The wings and his star-spangled banner theme also gave me the idea to go with an American bald eagle look by making the flight helmet white and adding a nose piece to the aviator goggles to mimic a beak. I almost gave him a scarf, but I figured it would get in the way too much, so I scrapped the idea. I didn’t go overboard with the American flag motif since we already have characters like Captain America and Homelander who visually are walking, talking American flags. That’s why I mostly kept his primary color scheme red, white and blue with brown pants and utility belts to ground him a bit and kept the American flags limited to the pouches of his jacket.
- Luis Valero-Suarez
The American Spirit was one of the first extra-human heroes I sketched out when developing the Omniverse. He plays a big role in the first comics script I wrote set in this world. As you’ll see in my very first sketch of the character below the paywall, Luis and I had a shared vision for the aesthetics of The American Spirit.
As always, I LIVE for Luis’s attention to costuming details. Drawing on the practical military gear of WWI pilots introduces a certain amount of swagger with the jacket, gloves, and boots. It was important to me that we draw on the Sam Wilson Falcon/Captain America mechanical wings because so many pulp magazines from the WWI period featured the daring exploits of a relatively new aspect of warfare— fighter pilots. I love how Luis subtly references the American bald eagle in the flight helmet and goggles detail.
Turns out, writing a patriotic American hero is a trick in 2023. I didn’t want to go too bleak (a la Homelander from The Boys), too precious or nostalgic (e.g. Uncle Sam— the comics hero not the personification of American paternalism), or stay too close to a familiar archetype (Captain America).
So from a narrative perspective, I’m became interested in the CLONE of it all! I was thinking very specifically about the replicants in the 1982 film Blade Runner when I first sketched out Thomas Bale’s story. My initial ideas have also been influenced by Moira X from the Krakoan age of X-Men stories and other, more recent, reflections on the personhood of clones. Luis created such rich visual for this character that I’m very excited to tell some stories with The American Spirit.

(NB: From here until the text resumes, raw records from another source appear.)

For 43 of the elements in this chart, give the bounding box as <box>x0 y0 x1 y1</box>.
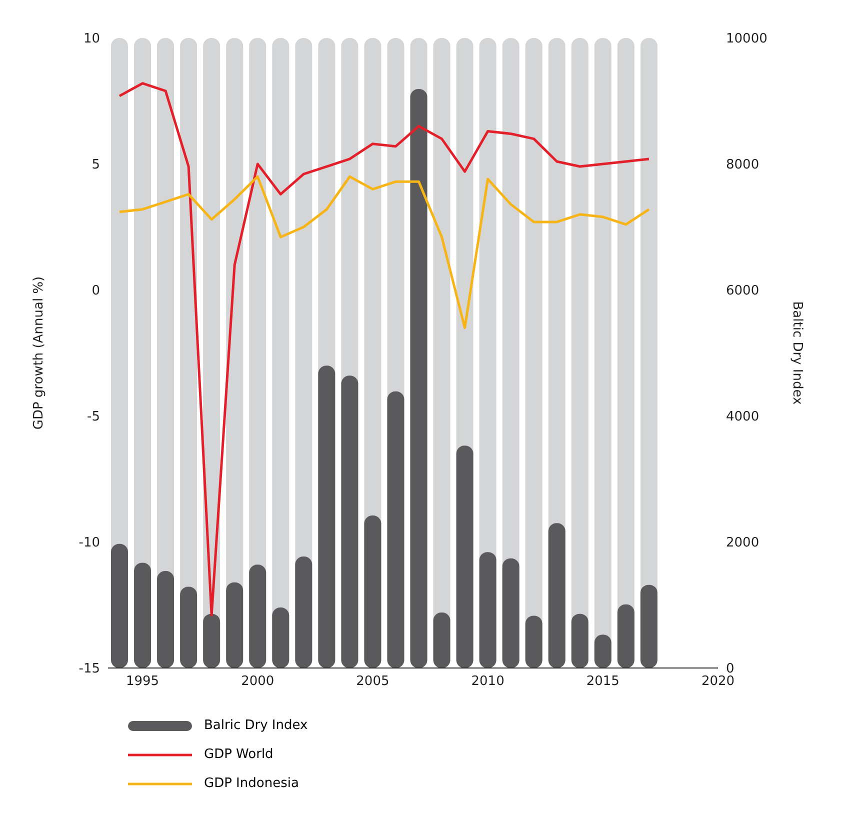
y2-tick-label: 2000 <box>726 536 760 551</box>
x-tick-label: 2010 <box>471 674 504 690</box>
bar <box>134 562 152 668</box>
bar <box>157 570 174 668</box>
bar <box>364 516 382 668</box>
x-tick-label: 2015 <box>586 674 620 690</box>
x-tick-label: 1995 <box>126 674 160 690</box>
bar <box>502 558 520 668</box>
bar <box>272 608 290 668</box>
y2-axis-title: Baltic Dry Index <box>789 301 804 406</box>
bar <box>571 614 588 668</box>
bar <box>203 614 220 668</box>
y2-tick-label: 10000 <box>726 32 768 47</box>
bar <box>479 552 496 668</box>
x-tick-label: 2000 <box>241 674 274 690</box>
y2-tick-label: 6000 <box>726 284 760 299</box>
y-tick-label: 0 <box>92 284 100 299</box>
bar <box>433 612 450 668</box>
y2-tick-label: 0 <box>726 662 734 677</box>
bar <box>226 582 244 668</box>
y2-tick-label: 8000 <box>726 158 760 173</box>
bar <box>111 544 128 668</box>
line-series <box>118 175 650 330</box>
legend-label: GDP Indonesia <box>204 776 299 791</box>
line-series <box>118 82 650 616</box>
y-tick-label: -10 <box>78 536 100 551</box>
bar <box>295 556 312 668</box>
bar <box>548 523 566 668</box>
legend-label: Balric Dry Index <box>204 718 308 733</box>
legend-label: GDP World <box>204 747 274 762</box>
bar <box>617 604 634 668</box>
y-tick-label: -5 <box>87 410 100 425</box>
bar <box>640 584 658 668</box>
y2-tick-label: 4000 <box>726 410 760 425</box>
y-tick-label: 5 <box>92 158 100 173</box>
x-tick-label: 2020 <box>701 674 735 690</box>
y-tick-label: -15 <box>78 662 100 677</box>
y-axis-title: GDP growth (Annual %) <box>32 276 47 430</box>
x-tick-label: 2005 <box>356 674 390 690</box>
y-tick-label: 10 <box>83 32 100 47</box>
bar <box>180 586 198 668</box>
bar <box>249 564 266 668</box>
bar <box>525 616 542 668</box>
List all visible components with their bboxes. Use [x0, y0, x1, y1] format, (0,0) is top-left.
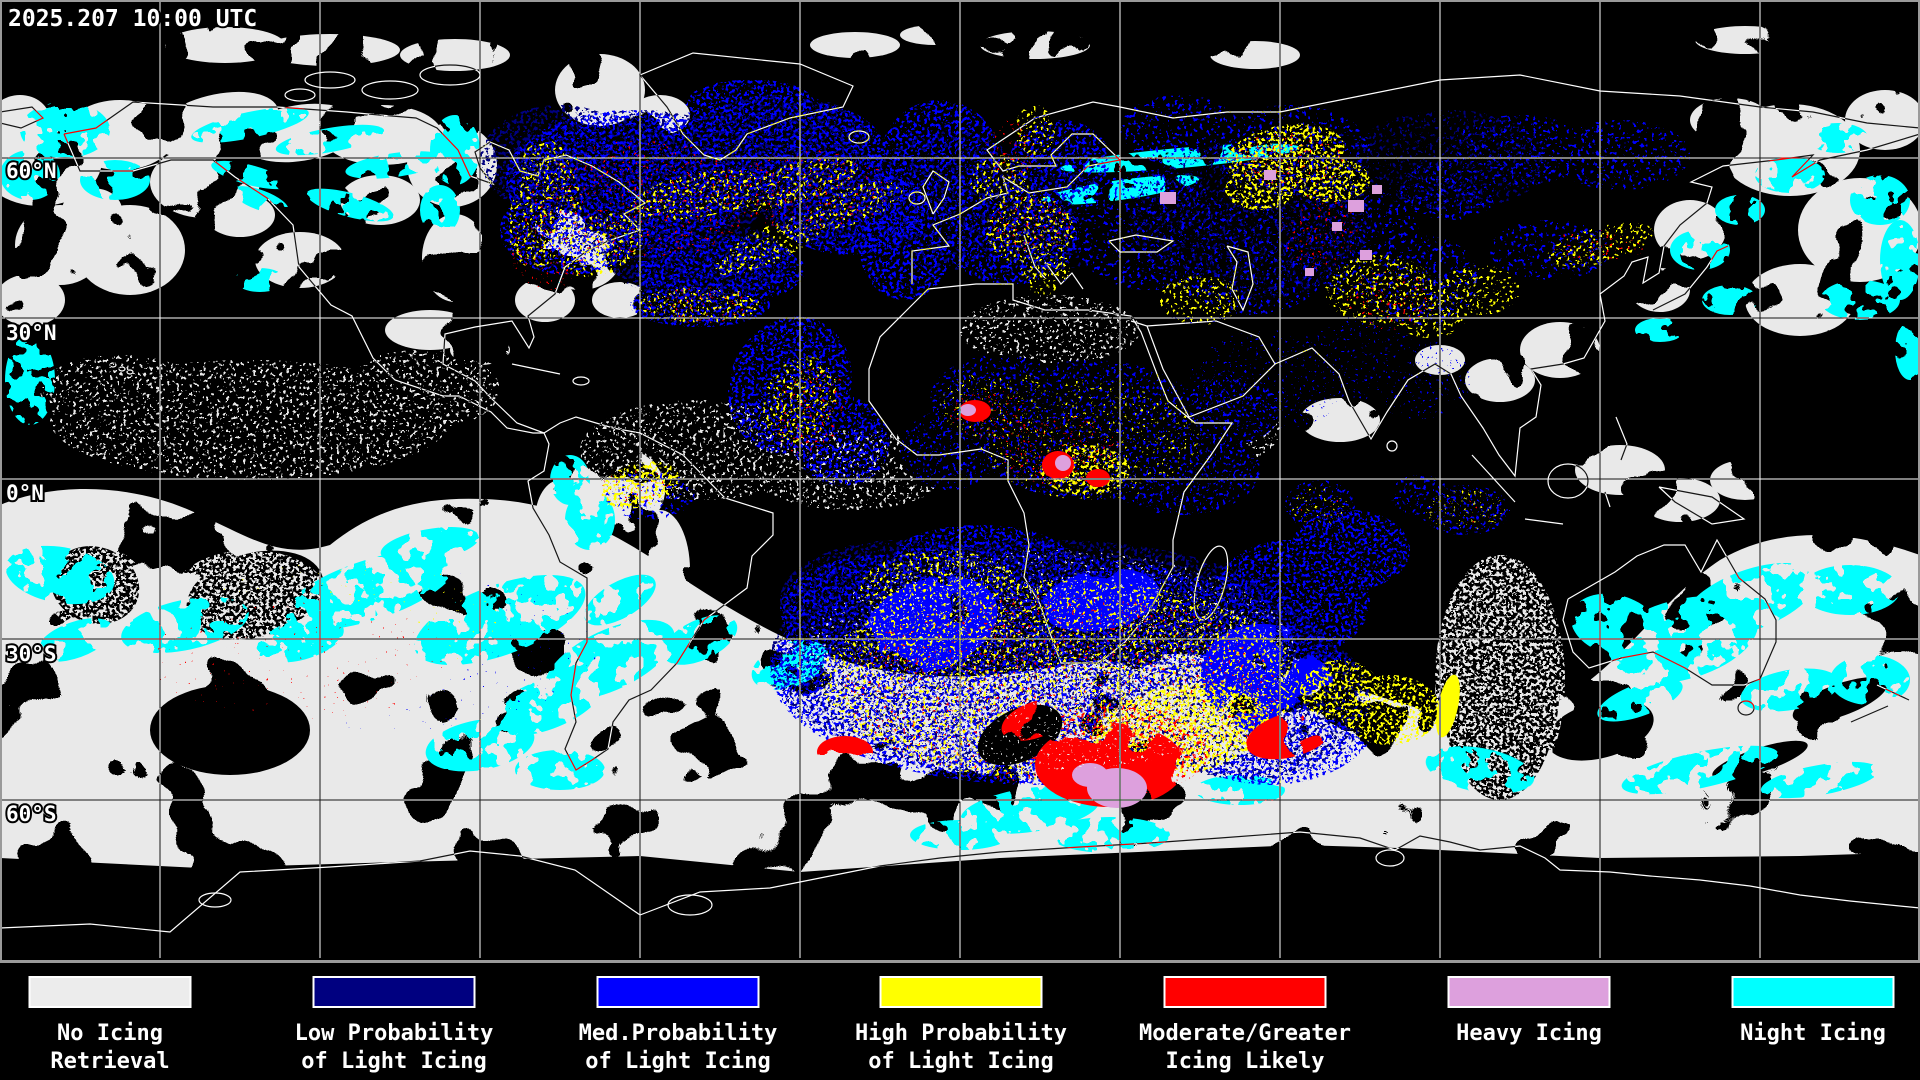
lat-label-60n: 60°N [6, 159, 57, 183]
lat-label-60s: 60°S [6, 802, 57, 826]
legend-label: of Light Icing [585, 1049, 771, 1074]
timestamp-label: 2025.207 10:00 UTC [8, 6, 257, 32]
legend-item-med-probability: Med.Probability of Light Icing [558, 963, 798, 1080]
legend-label: Low Probability [294, 1021, 494, 1046]
map-canvas: 2025.207 10:00 UTC 60°N 30°N 0°N 30°S 60… [0, 0, 1920, 960]
legend-swatch-no-icing [28, 976, 192, 1008]
layer-icing-band-specks [150, 560, 600, 730]
legend-bar: No Icing Retrieval Low Probability of Li… [0, 963, 1920, 1080]
layer-icing-moderate-natlantic [510, 140, 890, 454]
lat-label-30n: 30°N [6, 321, 57, 345]
legend-swatch-heavy-icing [1447, 976, 1611, 1008]
layer-icing-moderate-europe [985, 120, 1070, 255]
legend-label: High Probability [855, 1021, 1067, 1046]
map-frame [0, 0, 1920, 960]
lat-label-30s: 30°S [6, 642, 57, 666]
map-legend-separator [0, 960, 1920, 963]
legend-label: Moderate/Greater [1139, 1021, 1351, 1046]
legend-label: Heavy Icing [1456, 1021, 1602, 1046]
legend-label: Icing Likely [1165, 1049, 1325, 1074]
legend-item-night-icing: Night Icing [1693, 963, 1920, 1080]
legend-label: Night Icing [1740, 1021, 1886, 1046]
legend-item-low-probability: Low Probability of Light Icing [274, 963, 514, 1080]
world-icing-map: 2025.207 10:00 UTC 60°N 30°N 0°N 30°S 60… [0, 0, 1920, 960]
lat-label-0n: 0°N [6, 481, 44, 505]
legend-swatch-low-probability [312, 976, 476, 1008]
legend-label: of Light Icing [868, 1049, 1054, 1074]
layer-icing-med-arabia-india [1190, 320, 1470, 430]
layer-icing-heavy-asia [1160, 170, 1382, 276]
legend-label: of Light Icing [301, 1049, 487, 1074]
legend-item-moderate-greater: Moderate/Greater Icing Likely [1125, 963, 1365, 1080]
coastlines-and-graticule [0, 0, 1920, 958]
legend-item-high-probability: High Probability of Light Icing [841, 963, 1081, 1080]
legend-swatch-med-probability [596, 976, 760, 1008]
legend-label: Med.Probability [578, 1021, 778, 1046]
legend-swatch-night-icing [1731, 976, 1895, 1008]
legend-label: No Icing [57, 1021, 163, 1046]
legend-item-no-icing: No Icing Retrieval [0, 963, 230, 1080]
coastline-paths [0, 52, 1920, 933]
graticule [0, 0, 1920, 958]
legend-swatch-high-probability [879, 976, 1043, 1008]
legend-label: Retrieval [50, 1049, 170, 1074]
layer-white-specks-event [800, 550, 1300, 770]
layer-icing-indian-ocean [1285, 475, 1510, 535]
layer-icing-cores-africa [959, 400, 1110, 487]
legend-item-heavy-icing: Heavy Icing [1409, 963, 1649, 1080]
legend-swatch-moderate-greater [1163, 976, 1327, 1008]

As for the production design for this card, I drew a lot of my inspiration from the— quite frankly ODD— number of trading cards based around warfare in the 20th century. I remembered the “Desert Storm” cards from childhood. My research turned up the 1938 “Horrors of War” created by Gum, Inc. The initial “Horrors of War” series featured 240 illustrated cards that gave brief historical sketches from the Second Sino-Japanese War (1937-1945), the Second Italo-Ethiopian War (1935-1936), and the Spanish Civil War (1936-1939). These cards were so popular that Gum, Inc. added an additional 48 cards depicting violence in Germany at the start of World War II. My mind was blown— and I just barely scratched the surface in researching this genre of trading card!
But truthfully, my biggest inspirations for the layouts were the WWI-era pulp magazines that I mentioned earlier— and this set of Evel Knievel cards produced by Topps in 1974! Inspiration comes from the strangest places so don’t block the blessings!